Deus miserator, illustra, et,
quibus præstas devotionis
affectum,
præbe supplicantibus pium benigus auditum.
God van barmhartigheid,
verlicht het hart van uw kinderen dat door
boetvaardigheid is geheiligd,
en schenk welwillend gehoor aan de smeekbede
van hen die U met liefde mogen dienen.
Het
collectagebed is grotendeels ontleend aan het Sacramentarium Leonianum (Verona, kapittelbibliotheek LXXXV),
tweede helft van de zesde eeuw, folio 866 en met een ander incipit
(Sanctificato hoc jejunio ) is dit ook het collectagebed van woensdag na
Passiezondag in het Missale Romanum, 1962.

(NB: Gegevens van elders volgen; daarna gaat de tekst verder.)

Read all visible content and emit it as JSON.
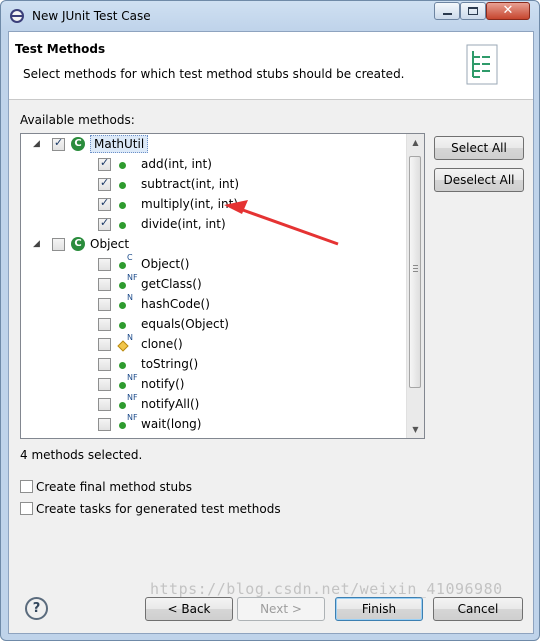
{
  "window": {
    "title": "New JUnit Test Case"
  },
  "header": {
    "title": "Test Methods",
    "description": "Select methods for which test method stubs should be created."
  },
  "available_label": "Available methods:",
  "tree": [
    {
      "label": "MathUtil",
      "level": 0,
      "checked": true,
      "icon": "class-icon",
      "expanded": true,
      "selected": true
    },
    {
      "label": "add(int, int)",
      "level": 1,
      "checked": true,
      "icon": "public-method-icon"
    },
    {
      "label": "subtract(int, int)",
      "level": 1,
      "checked": true,
      "icon": "public-method-icon"
    },
    {
      "label": "multiply(int, int)",
      "level": 1,
      "checked": true,
      "icon": "public-method-icon"
    },
    {
      "label": "divide(int, int)",
      "level": 1,
      "checked": true,
      "icon": "public-method-icon"
    },
    {
      "label": "Object",
      "level": 0,
      "checked": false,
      "icon": "class-icon",
      "expanded": true
    },
    {
      "label": "Object()",
      "level": 1,
      "checked": false,
      "icon": "public-method-icon",
      "modifier": "C"
    },
    {
      "label": "getClass()",
      "level": 1,
      "checked": false,
      "icon": "public-method-icon",
      "modifier": "NF"
    },
    {
      "label": "hashCode()",
      "level": 1,
      "checked": false,
      "icon": "public-method-icon",
      "modifier": "N"
    },
    {
      "label": "equals(Object)",
      "level": 1,
      "checked": false,
      "icon": "public-method-icon"
    },
    {
      "label": "clone()",
      "level": 1,
      "checked": false,
      "icon": "protected-method-icon",
      "modifier": "N"
    },
    {
      "label": "toString()",
      "level": 1,
      "checked": false,
      "icon": "public-method-icon"
    },
    {
      "label": "notify()",
      "level": 1,
      "checked": false,
      "icon": "public-method-icon",
      "modifier": "NF"
    },
    {
      "label": "notifyAll()",
      "level": 1,
      "checked": false,
      "icon": "public-method-icon",
      "modifier": "NF"
    },
    {
      "label": "wait(long)",
      "level": 1,
      "checked": false,
      "icon": "public-method-icon",
      "modifier": "NF"
    }
  ],
  "buttons": {
    "select_all": "Select All",
    "deselect_all": "Deselect All",
    "back": "< Back",
    "next": "Next >",
    "finish": "Finish",
    "cancel": "Cancel"
  },
  "status": "4 methods selected.",
  "options": [
    {
      "label": "Create final method stubs",
      "checked": false
    },
    {
      "label": "Create tasks for generated test methods",
      "checked": false
    }
  ],
  "help": "?",
  "watermark": "https://blog.csdn.net/weixin_41096980",
  "colors": {
    "annotation_arrow": "#e53333",
    "method_public": "#2e9b2e",
    "class_icon": "#2a8c3c"
  }
}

Het collectagebed gaat ervan uit, dat het hart van de gelovigen reeds door boetvaardigheid is geheiligd, en vraagt vandaag dat de barmhartige God aan hen Zijn licht wil schenken. De oratie veronderstelt dat God de gelovigen het gevoelen van liefdevolle overgave zal geven en het vraagt dat Hij in zijn goedheid ook hun smeekbeden vol liefde wil verhoren.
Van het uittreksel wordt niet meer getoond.